Jean Petaux : Une candidature comme celle de Donald Trump parce qu’elle est éminemment atypique et qu’elle apparaît profondément "hors système"  (alors que lui-même est totalement un insider représentatif d’une partie du mythe américain) est forcément une candidature qui attire, aussi bien positivement que négative. Autrement dit, qui "mobilise" dans un sens ou dans un autre. C’est toute l’ambiguité de la dimension spectaculaire de la "politique sur scène" ou "mise en scène". Donald Trump est un bouffon à tendance délirante, il dit tout haut (et surtout très fort) ce que nombre d’Américains ont envie d’entendre ou, s’ils ne partagent pas le fond de sa pensée, trouvent au moins très amusant qu’un empêcheur de tourner en rond dans le politiquement correct, balance des tartines de confiture pendant le repas des professionnels washingtoniens de la politique et renverse son assiette de soupe sur la belle nappe blanche comme "la Maison" qu’a occupé en tant que First Lady une certaine Hillary Clinton ou un certain Jeb Bush en sa qualité de fils et de frère de président des Etats-Unis d’Amérique. Car c’est bien cela que représente Trump finalement : une sorte d’anarcho-libertaire de droite, qui se propose tout simplement de "renverser la table" des pratiques politiques quasi-immémoriales dans l’establishment étatsunien.

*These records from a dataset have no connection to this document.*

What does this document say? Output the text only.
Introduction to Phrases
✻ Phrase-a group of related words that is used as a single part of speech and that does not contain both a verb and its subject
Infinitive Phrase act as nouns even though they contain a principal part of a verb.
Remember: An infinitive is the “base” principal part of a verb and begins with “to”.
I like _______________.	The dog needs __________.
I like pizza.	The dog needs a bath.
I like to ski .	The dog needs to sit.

Une célèbre actrice, Susan Sarandon, ouvertement affichée à gauche et fervente supportrice de Bernie, Sanders vient récemment de faire une déclaration qui peut apparaitre surprenante. Répondant à la question insistante d’un journaliste de télévision, l’actrice fétiche de Ridley Scott dans Thelma et Louise, à la filmographie impressionnante depuis 1970, est l’archétype de la New-Yorkaise "libérale" (ce qui signifie aux USA très marquée et engagée à gauche), tendance grande bourgeoise distribuant des certificats de vertu de" gauche authentique" (ou les retirant aussi d’ailleurs… telle une maîtresse d’école sévère). Alors que le journaliste lui demande pour qui elle voterait (elle soutient à 200% la candidature du démocrate "socialiste" Bernie Sanders dans la primaire démocrate contre Hillary Clinton) dans l’hypothèse d’un duel final Trump-Clinton, Madame Sarandon prend un air faussement troublé et dit : "Je ne sais pas encore". Le journaliste joue (à son tour) le grand étonnement et dit : "Je n’arrive pas à croire que vous Susan Sarandon, vous puissiez imaginer voter pour Donald Trump...". Et la réponse de l’actrice est révélatrice : "Vous savez, beaucoup de gens pensent que s’il est élu Donald Trump provoquera une révolution immédiatement, que beaucoup de choses changeront…".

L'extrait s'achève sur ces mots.